Maridive Maritime and Petroleum Services has revealed that it received an offer to acquire 100% of its subsidiary Valtin Marine from Ancla Marina Ship.
The company added in a statement on Sunday that the company’s Board of Directors is scheduled to convene to discuss the offer, explaining that all procedural and regulatory aspects will be completed with the necessary approvals from the competent authorities.
Well-informed sources in the company told Daily News Egypt that a board meeting will be held to decide on the sale of Valtine this week, and if the offer is approved, the company will proceed with the procedures for appointing a financial adviser to evaluate the offer.
The company’s losses decreased by 50% during the first half (1H) of this year, recording $16m in losses, compared to $32.27m in 1H 2021, taking into account minority rights.
The company’s revenues also fell to $46.33m, compared to $67.19m.

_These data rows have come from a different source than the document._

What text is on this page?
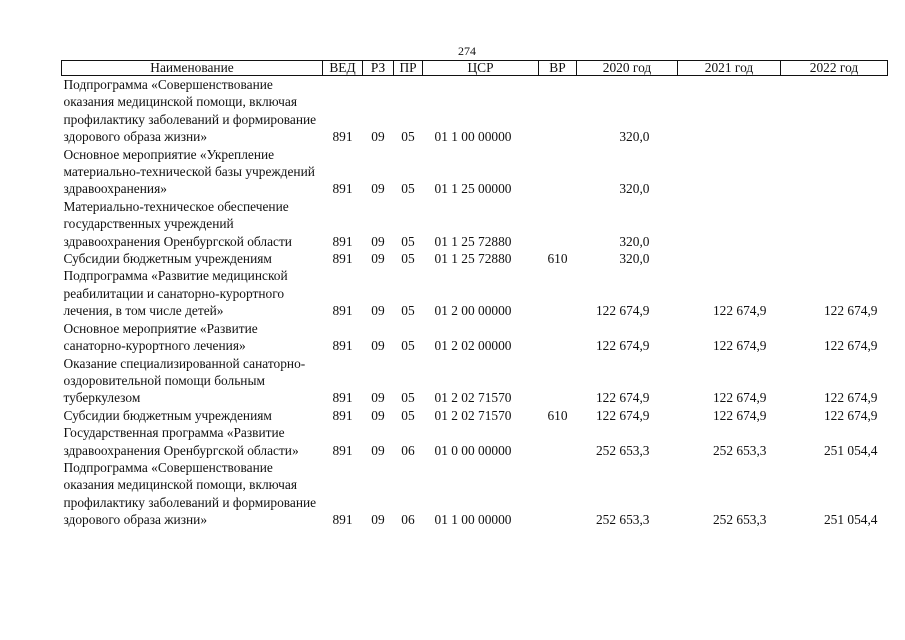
274
Наименование	ВЕД	РЗ	ПР	ЦСР	ВР	2020 год	2021 год	2022 год
Подпрограмма «Совершенствование оказания медицинской помощи, включая профилактику заболеваний и формирование здорового образа жизни»	891	09	05	01 1 00 00000		320,0		
Основное мероприятие «Укрепление материально-технической базы учреждений здравоохранения»	891	09	05	01 1 25 00000		320,0		
Материально-техническое обеспечение государственных учреждений здравоохранения Оренбургской области	891	09	05	01 1 25 72880		320,0		
Субсидии бюджетным учреждениям	891	09	05	01 1 25 72880	610	320,0		
Подпрограмма «Развитие медицинской реабилитации и санаторно-курортного лечения, в том числе детей»	891	09	05	01 2 00 00000		122 674,9	122 674,9	122 674,9
Основное мероприятие «Развитие санаторно-курортного лечения»	891	09	05	01 2 02 00000		122 674,9	122 674,9	122 674,9
Оказание специализированной санаторно-оздоровительной помощи больным туберкулезом	891	09	05	01 2 02 71570		122 674,9	122 674,9	122 674,9
Субсидии бюджетным учреждениям	891	09	05	01 2 02 71570	610	122 674,9	122 674,9	122 674,9
Государственная программа «Развитие здравоохранения Оренбургской области»	891	09	06	01 0 00 00000		252 653,3	252 653,3	251 054,4
Подпрограмма «Совершенствование оказания медицинской помощи, включая профилактику заболеваний и формирование здорового образа жизни»	891	09	06	01 1 00 00000		252 653,3	252 653,3	251 054,4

Last April, Maridive Maritime and Petroleum Services obtained initial approval from creditor banks to restructure the existing balances of loans granted to the company.
The restructuring came against the backdrop of the exceptional circumstances that the company has experienced in previous years as a result of the COVID-19 pandemic, which caused Maridive to exit some contracts, in addition to delaying some customers in paying the due dates, which had a negative impact on the company’s cash flows.